According to this piece in yesterday’s Guardian, “The stricken cakes and café chain Patisserie Valerie is teetering close to collapse after admitting it needed ‘an immediate injection of capital’ to survive.” My immediate thought was that, at the prices they charge, any customer buying half-a-dozen pastries and a couple of large hot chocolates would inject a significant amount of capital into the business.
My first encounter with Patisserie Valerie was in the mid-1990s (late September 1996, specifically), at their Soho branch. A friend from university had been unable to come to my birthday party the previous weekend. She suggested meeting for breakfast there, around 10am the following Saturday. We passed a pleasant hour or two. Coffee, croissants and pastries were consumed. I offered to pay, but she insisted that it was on her. I watched in disbelief as she handed over a £20 note and received around £3 in change. Seventeen quid for coffee and pastries. For two. In 1996.

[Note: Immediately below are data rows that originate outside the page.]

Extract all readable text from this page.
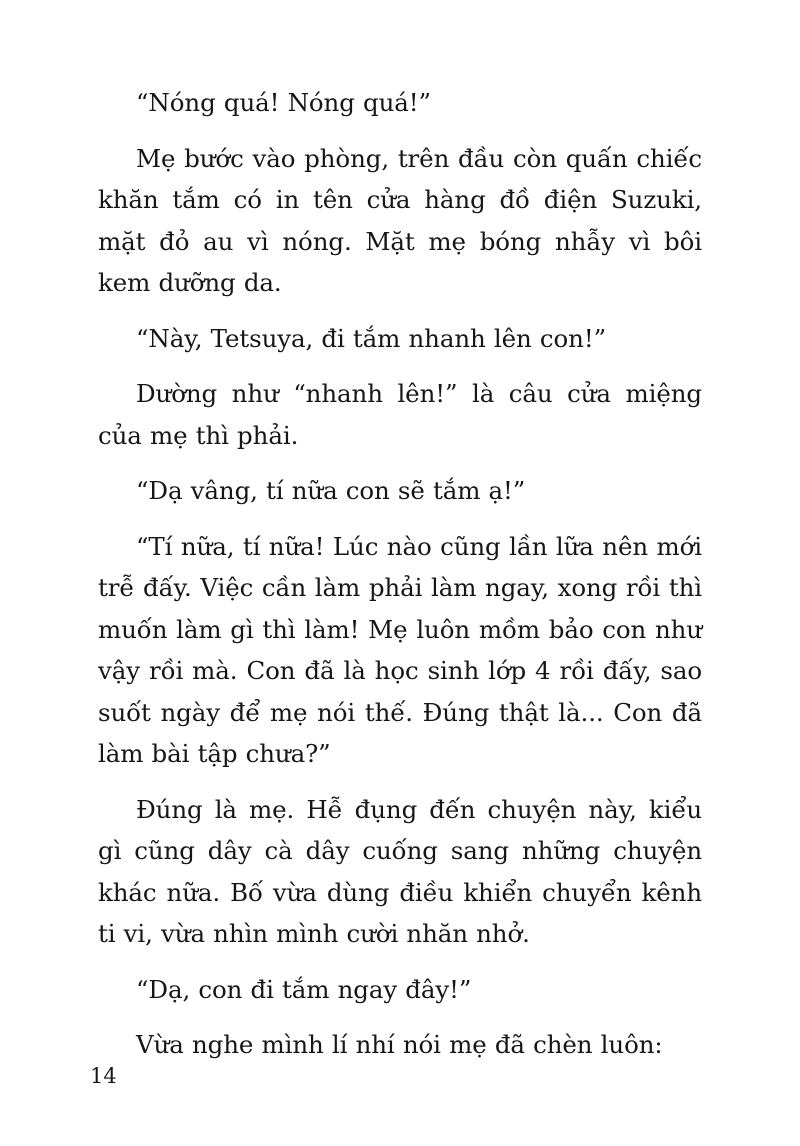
“Nóng quá! Nóng quá!”

Mẹ bước vào phòng, trên đầu còn quấn chiếc khăn tắm có in tên cửa hàng đồ điện Suzuki, mặt đỏ au vì nóng. Mặt mẹ bóng nhẫy vì bôi kem dưỡng da.

“Này, Tetsuya, đi tắm nhanh lên con!”

Dường như “nhanh lên!” là câu cửa miệng của mẹ thì phải.

“Dạ vâng, tí nữa con sẽ tắm ạ!”

“Tí nữa, tí nữa! Lúc nào cũng lần lữa nên mới trễ đấy. Việc cần làm phải làm ngay, xong rồi thì muốn làm gì thì làm! Mẹ luôn mồm bảo con như vậy rồi mà. Con đã là học sinh lớp 4 rồi đấy, sao suốt ngày để mẹ nói thế. Đúng thật là... Con đã làm bài tập chưa?”

Đúng là mẹ. Hễ đụng đến chuyện này, kiểu gì cũng dây cà dây cuống sang những chuyện khác nữa. Bố vừa dùng điều khiển chuyển kênh ti vi, vừa nhìn mình cười nhăn nhở.

“Dạ, con đi tắm ngay đây!”

Vừa nghe mình lí nhí nói mẹ đã chèn luôn:

14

Six months later, in the last few weeks of my mother’s life, I took a break from the weekend’s lengthy hospital visits. I drove towards town with a younger member of my family, to get hot chocolate, as a treat for her. We ended up at Patisserie Valerie in Knightsbridge. She was too young to understand just how expensive this place was: a hot chocolate and a cake cost way more than a meal at her favourite pasta place. She didn’t think much of the cake.
These early experiences at the “stricken cakes and café chain” have clouded my view about the place. Maybe, as the business expanded and branches started appearing all over London, their prices reduced down to something less eye-watering. Maybe there was nothing to choose between the cost of their coffee and pastries and those on offer in Starbuck’s, Costa and the rest. I never found out. We had a branch on the High Road until fairly recently. Somebody treated me to coffee there once, no idea what it cost. Sometimes I would see people sat outside, people I’ve known for a while, enjoying a coffee and a smoke. If I stopped to chat my typical greeting would be, “Patisserie Valerie, eh? Had a big win on the horses then?”
When the High Street branch closed they moved to bigger premises five minutes away, on the Terrace. It’s on the site of the old Maison Blanc, which had been empty for several months. Without that “immediate injection of capital” into the business maybe the site will be empty again soon, like the local branches of Carluccio’s and Le Pain Quotidien. They were mentioned in this piece in July and remain unoccupied.